The page character set, specified using the Content-Type header, tells the browser how to interpret the PHP script output.

  • As an HTTP header, it is not saved when you save the file from within your browser. The information is thus not available to OpenOffice or other programs.

Recommendations

Ideally, you should use the same encoding in all three places, and ideally, that encoding should be UTF-8.

However, CSV will cause problems, since the file format does not include encoding information. It is thus up to the application to guess the encoding, and as you've seen, the guess will be wrong.

  • I don't know about OpenOffice, but Microsoft Office will assume the Windows "ANSI" encoding, which usually means Latin-1 (or CP1252 to be specific).
  • Microsoft Office will also cause problems in countries that use "," as a decimal separator, since Office then switches to using ";" as a field separator for CSV-files.

Your best bet is to use Latin-1 for the CSV-file. I'd still use UTF-8 for the table and connection character sets though, and also UTF-8 for HTML pages.

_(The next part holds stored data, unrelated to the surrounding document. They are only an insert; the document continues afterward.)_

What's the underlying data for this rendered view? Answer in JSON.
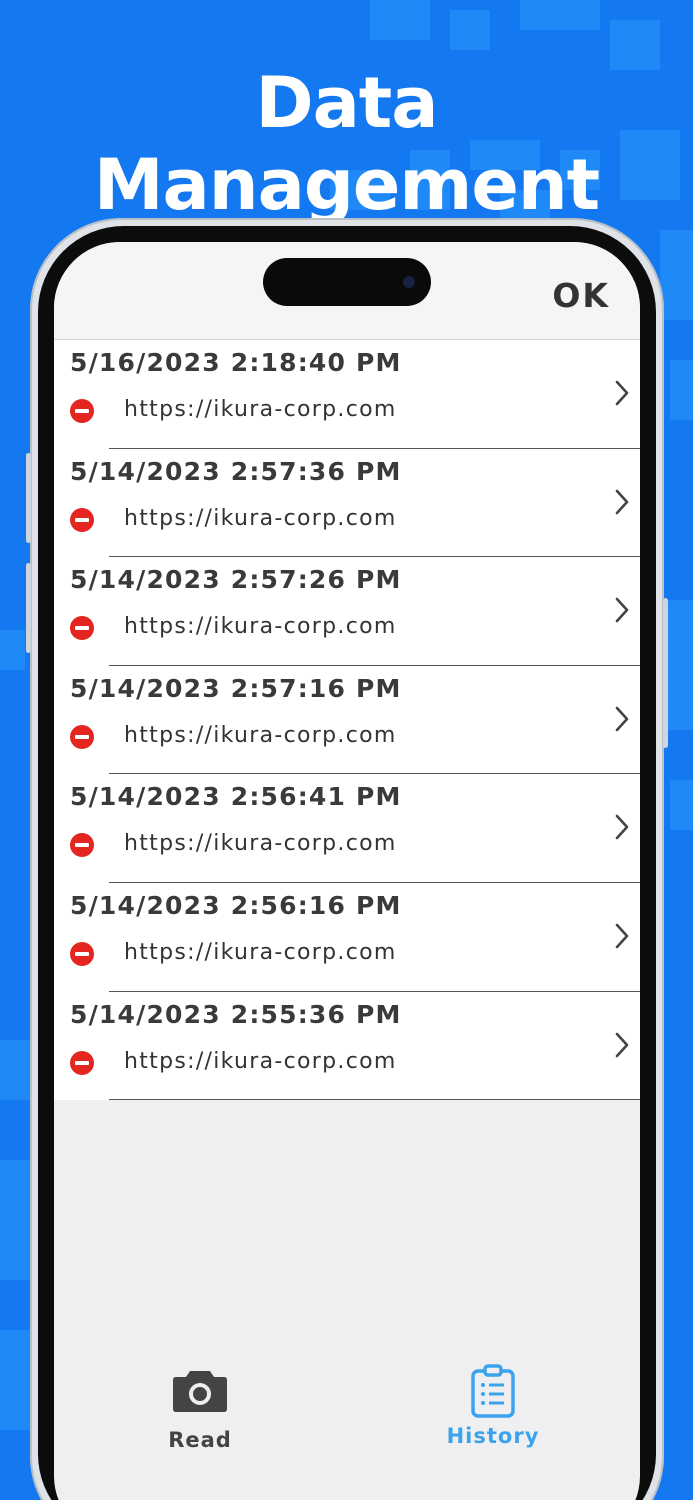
{
  "headline": "Data Management",
  "colors": {
    "background": "#1479f0",
    "accent": "#3aa3ee",
    "error": "#e5251f"
  },
  "header": {
    "ok_label": "OK"
  },
  "history": [
    {
      "date": "5/16/2023 2:18:40 PM",
      "url": "https://ikura-corp.com",
      "status_icon": "no-entry-icon"
    },
    {
      "date": "5/14/2023 2:57:36 PM",
      "url": "https://ikura-corp.com",
      "status_icon": "no-entry-icon"
    },
    {
      "date": "5/14/2023 2:57:26 PM",
      "url": "https://ikura-corp.com",
      "status_icon": "no-entry-icon"
    },
    {
      "date": "5/14/2023 2:57:16 PM",
      "url": "https://ikura-corp.com",
      "status_icon": "no-entry-icon"
    },
    {
      "date": "5/14/2023 2:56:41 PM",
      "url": "https://ikura-corp.com",
      "status_icon": "no-entry-icon"
    },
    {
      "date": "5/14/2023 2:56:16 PM",
      "url": "https://ikura-corp.com",
      "status_icon": "no-entry-icon"
    },
    {
      "date": "5/14/2023 2:55:36 PM",
      "url": "https://ikura-corp.com",
      "status_icon": "no-entry-icon"
    }
  ],
  "tabs": [
    {
      "label": "Read",
      "icon": "camera-icon",
      "selected": false
    },
    {
      "label": "History",
      "icon": "clipboard-list-icon",
      "selected": true
    }
  ]
}
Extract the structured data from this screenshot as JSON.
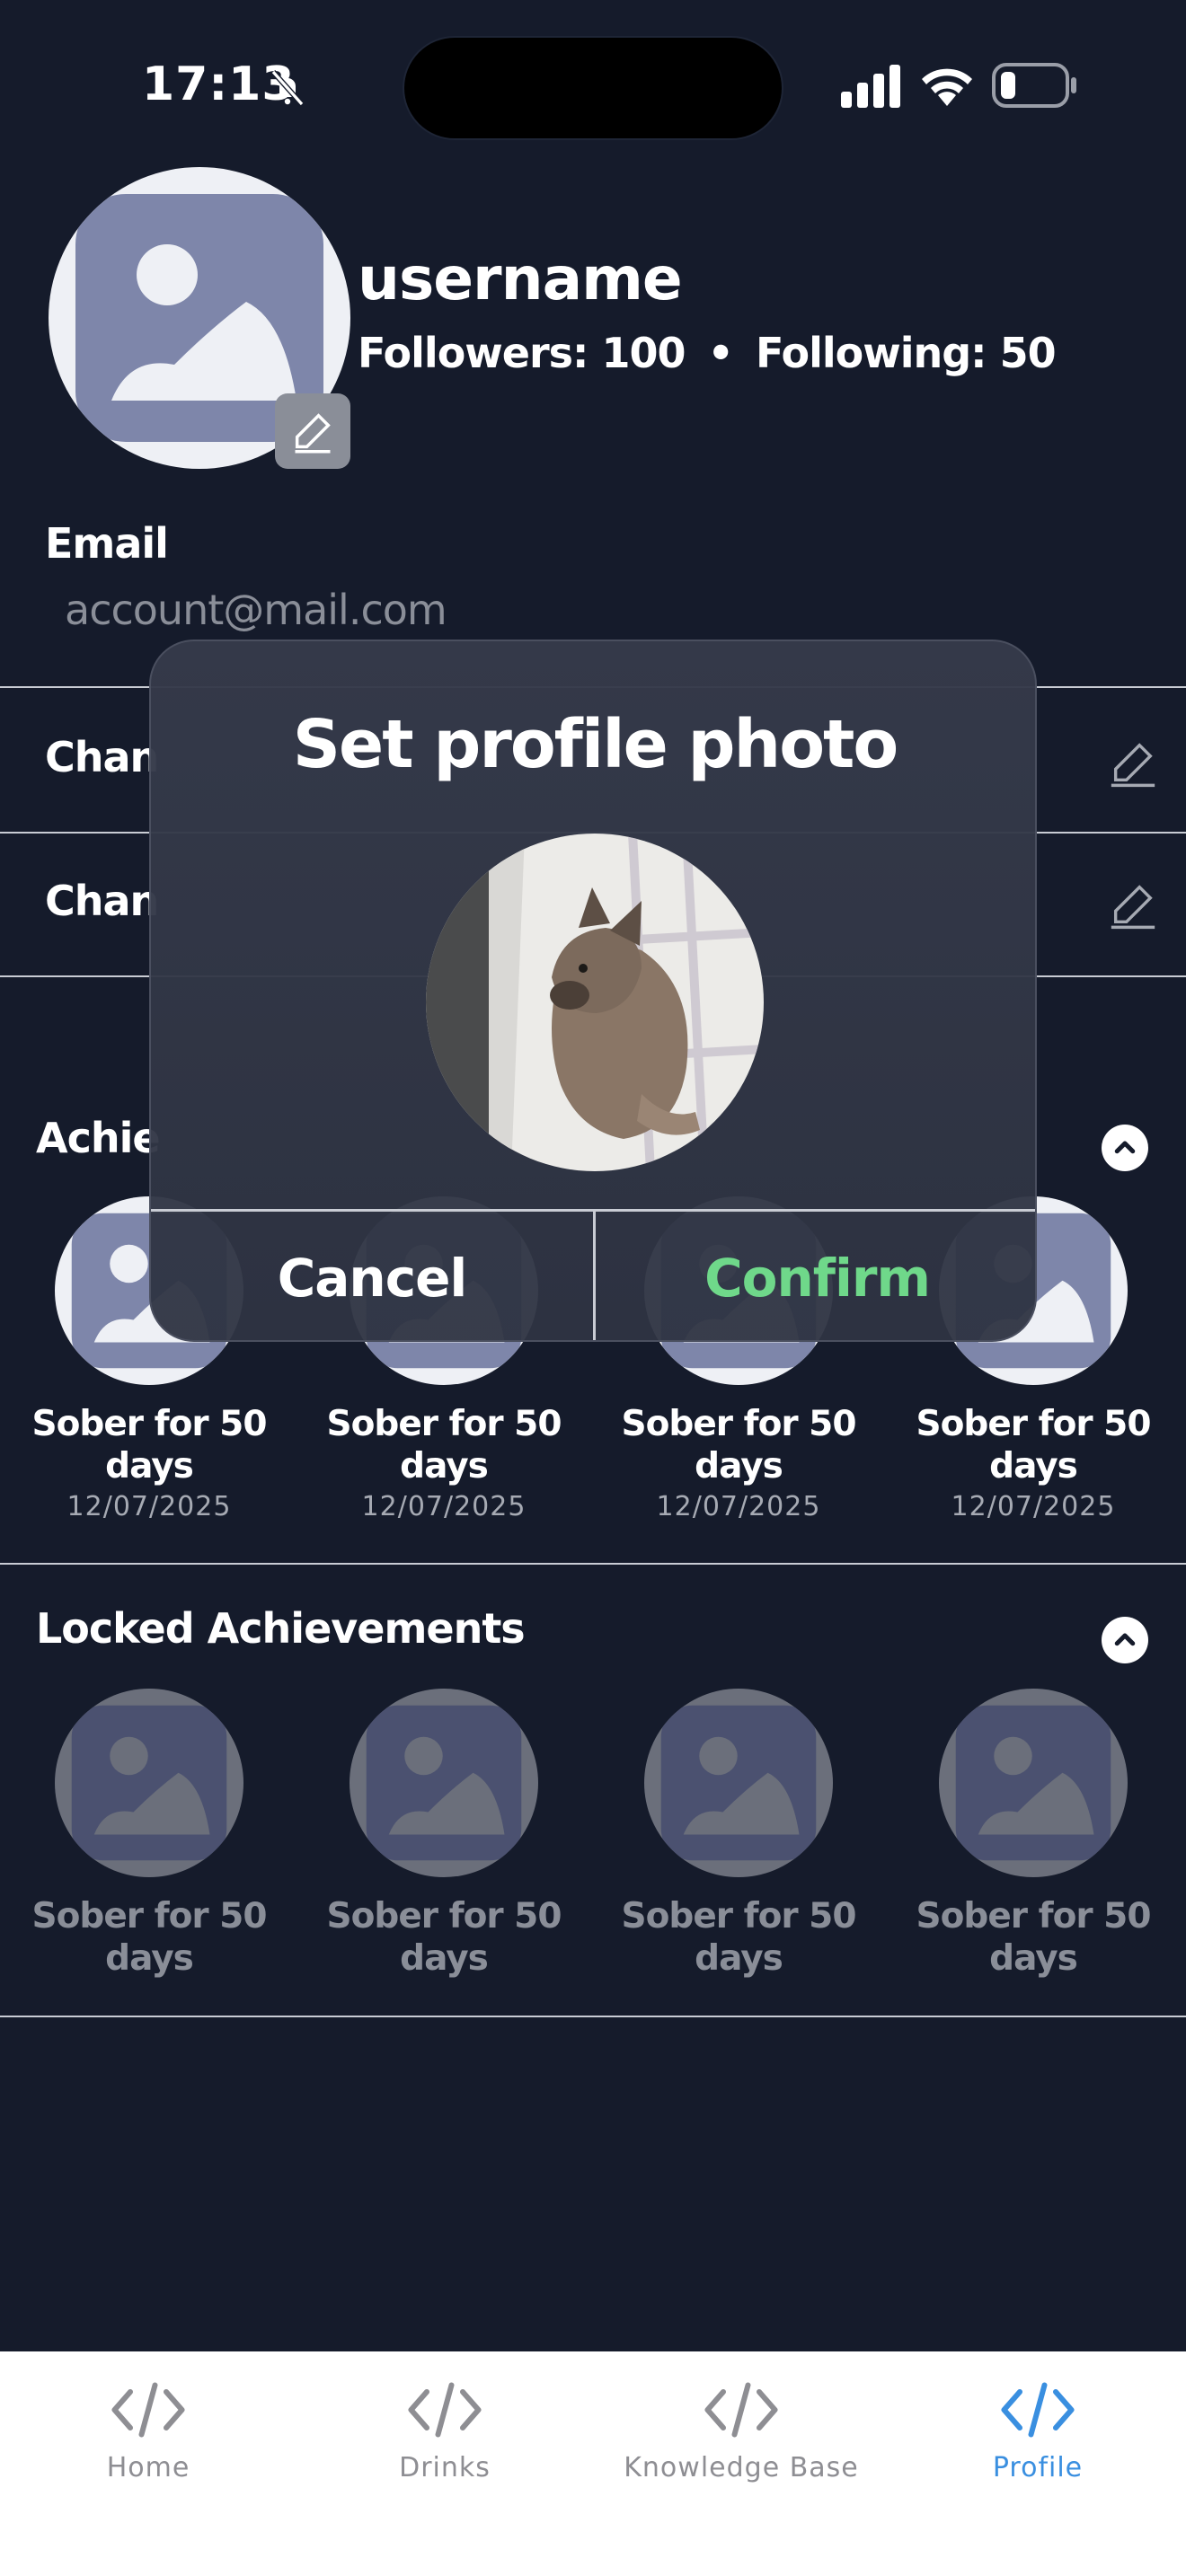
{
  "status_bar": {
    "time": "17:13"
  },
  "profile": {
    "username": "username",
    "followers_text": "Followers: 100",
    "separator": "•",
    "following_text": "Following: 50",
    "email_label": "Email",
    "email_value": "account@mail.com"
  },
  "settings_rows": [
    {
      "label": "Chan"
    },
    {
      "label": "Chan"
    }
  ],
  "achievements": {
    "title": "Achie",
    "items": [
      {
        "title": "Sober for 50 days",
        "date": "12/07/2025"
      },
      {
        "title": "Sober for 50 days",
        "date": "12/07/2025"
      },
      {
        "title": "Sober for 50 days",
        "date": "12/07/2025"
      },
      {
        "title": "Sober for 50 days",
        "date": "12/07/2025"
      }
    ]
  },
  "locked_achievements": {
    "title": "Locked Achievements",
    "items": [
      {
        "title": "Sober for 50 days"
      },
      {
        "title": "Sober for 50 days"
      },
      {
        "title": "Sober for 50 days"
      },
      {
        "title": "Sober for 50 days"
      }
    ]
  },
  "modal": {
    "title": "Set profile photo",
    "cancel_label": "Cancel",
    "confirm_label": "Confirm",
    "confirm_color": "#6fd88a"
  },
  "tabs": [
    {
      "label": "Home",
      "icon": "code-icon",
      "active": false
    },
    {
      "label": "Drinks",
      "icon": "code-icon",
      "active": false
    },
    {
      "label": "Knowledge Base",
      "icon": "code-icon",
      "active": false
    },
    {
      "label": "Profile",
      "icon": "code-icon",
      "active": true
    }
  ],
  "colors": {
    "background": "#151b2b",
    "tab_active": "#3a8fe0",
    "tab_inactive": "#8e8e93"
  }
}
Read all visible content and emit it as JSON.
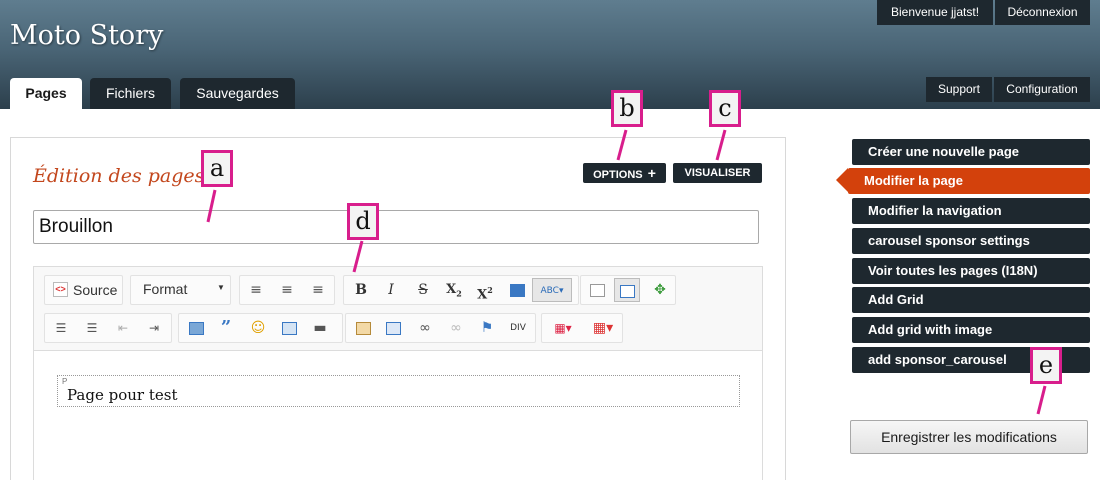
{
  "header": {
    "site_title": "Moto Story",
    "welcome": "Bienvenue jjatst!",
    "logout": "Déconnexion",
    "support": "Support",
    "configuration": "Configuration"
  },
  "tabs": [
    {
      "label": "Pages",
      "active": true
    },
    {
      "label": "Fichiers",
      "active": false
    },
    {
      "label": "Sauvegardes",
      "active": false
    }
  ],
  "main": {
    "title": "Édition des pages",
    "options_label": "OPTIONS",
    "options_icon": "+",
    "preview_label": "VISUALISER",
    "page_name_value": "Brouillon"
  },
  "editor": {
    "source_label": "Source",
    "format_label": "Format",
    "block_tag": "P",
    "content": "Page pour test",
    "toolbar_icons": [
      "source-icon",
      "format-dropdown",
      "align-left-icon",
      "align-center-icon",
      "align-right-icon",
      "bold-icon",
      "italic-icon",
      "strikethrough-icon",
      "subscript-icon",
      "superscript-icon",
      "html-icon",
      "spellcheck-icon",
      "preview-icon",
      "show-blocks-icon",
      "maximize-icon",
      "numbered-list-icon",
      "bulleted-list-icon",
      "outdent-icon",
      "indent-icon",
      "image-icon",
      "blockquote-icon",
      "smiley-icon",
      "table-icon",
      "horizontal-rule-icon",
      "template-icon",
      "paste-word-icon",
      "link-icon",
      "unlink-icon",
      "anchor-icon",
      "div-icon",
      "colors-icon",
      "table-dropdown-icon"
    ]
  },
  "sidebar": {
    "items": [
      {
        "label": "Créer une nouvelle page",
        "active": false
      },
      {
        "label": "Modifier la page",
        "active": true
      },
      {
        "label": "Modifier la navigation",
        "active": false
      },
      {
        "label": "carousel sponsor settings",
        "active": false
      },
      {
        "label": "Voir toutes les pages (I18N)",
        "active": false
      },
      {
        "label": "Add Grid",
        "active": false
      },
      {
        "label": "Add grid with image",
        "active": false
      },
      {
        "label": "add sponsor_carousel",
        "active": false
      }
    ],
    "save_label": "Enregistrer les modifications"
  },
  "callouts": {
    "a": "a",
    "b": "b",
    "c": "c",
    "d": "d",
    "e": "e"
  },
  "colors": {
    "accent": "#d3410c",
    "title_accent": "#c3471d",
    "dark_button": "#1e282f",
    "callout_border": "#d81e8c"
  }
}
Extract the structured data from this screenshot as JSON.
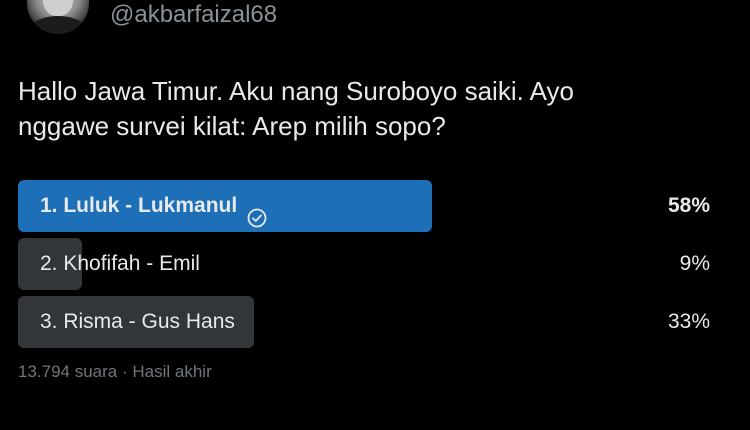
{
  "account": {
    "handle": "@akbarfaizal68"
  },
  "tweet": {
    "lines": [
      "Hallo Jawa Timur. Aku nang Suroboyo saiki. Ayo",
      "nggawe survei kilat: Arep milih sopo?"
    ]
  },
  "poll": {
    "options": [
      {
        "label": "1. Luluk - Lukmanul",
        "percent_label": "58%",
        "percent": 58,
        "winner": true,
        "check_icon": "check-circle-icon"
      },
      {
        "label": "2. Khofifah - Emil",
        "percent_label": "9%",
        "percent": 9,
        "winner": false
      },
      {
        "label": "3. Risma - Gus Hans",
        "percent_label": "33%",
        "percent": 33,
        "winner": false
      }
    ],
    "votes": "13.794 suara",
    "separator": "·",
    "status": "Hasil akhir"
  },
  "colors": {
    "background": "#000000",
    "winner_bar": "#1d6fb8",
    "other_bar": "#333639",
    "text": "#e7e9ea",
    "muted": "#71767b"
  }
}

If you use UTF-8 for the connection character set (by executing SET NAMES "utf8" after connecting), you'll need to run the text through utf8_decode to convert to Latin-1.

That entity problem

I am also passing these submission to salesforce and am getting an error: "The entity "Atilde" was referenced, but not declared."

This sounds like you're passing HTML code in an XML context, and is unrelated to character sets. Try running the text through html_entity_decode.

Søren Løvborg
Latin-1 is not the same thing as cp1252. Windows doesn't use Latin-any_number.
John Machin
I never said they were. However, we can ignore the differences in this case, since CP1252 is a superset of Latin-1. If you emit valid Latin-1, you're thus also emitting valid CP1252.For those interested in the difference, I provided a link to the Wikipedia page on CP1252. But then we haven't even discussed the difference between "ISO-8859-1" and "ISO 8859-1".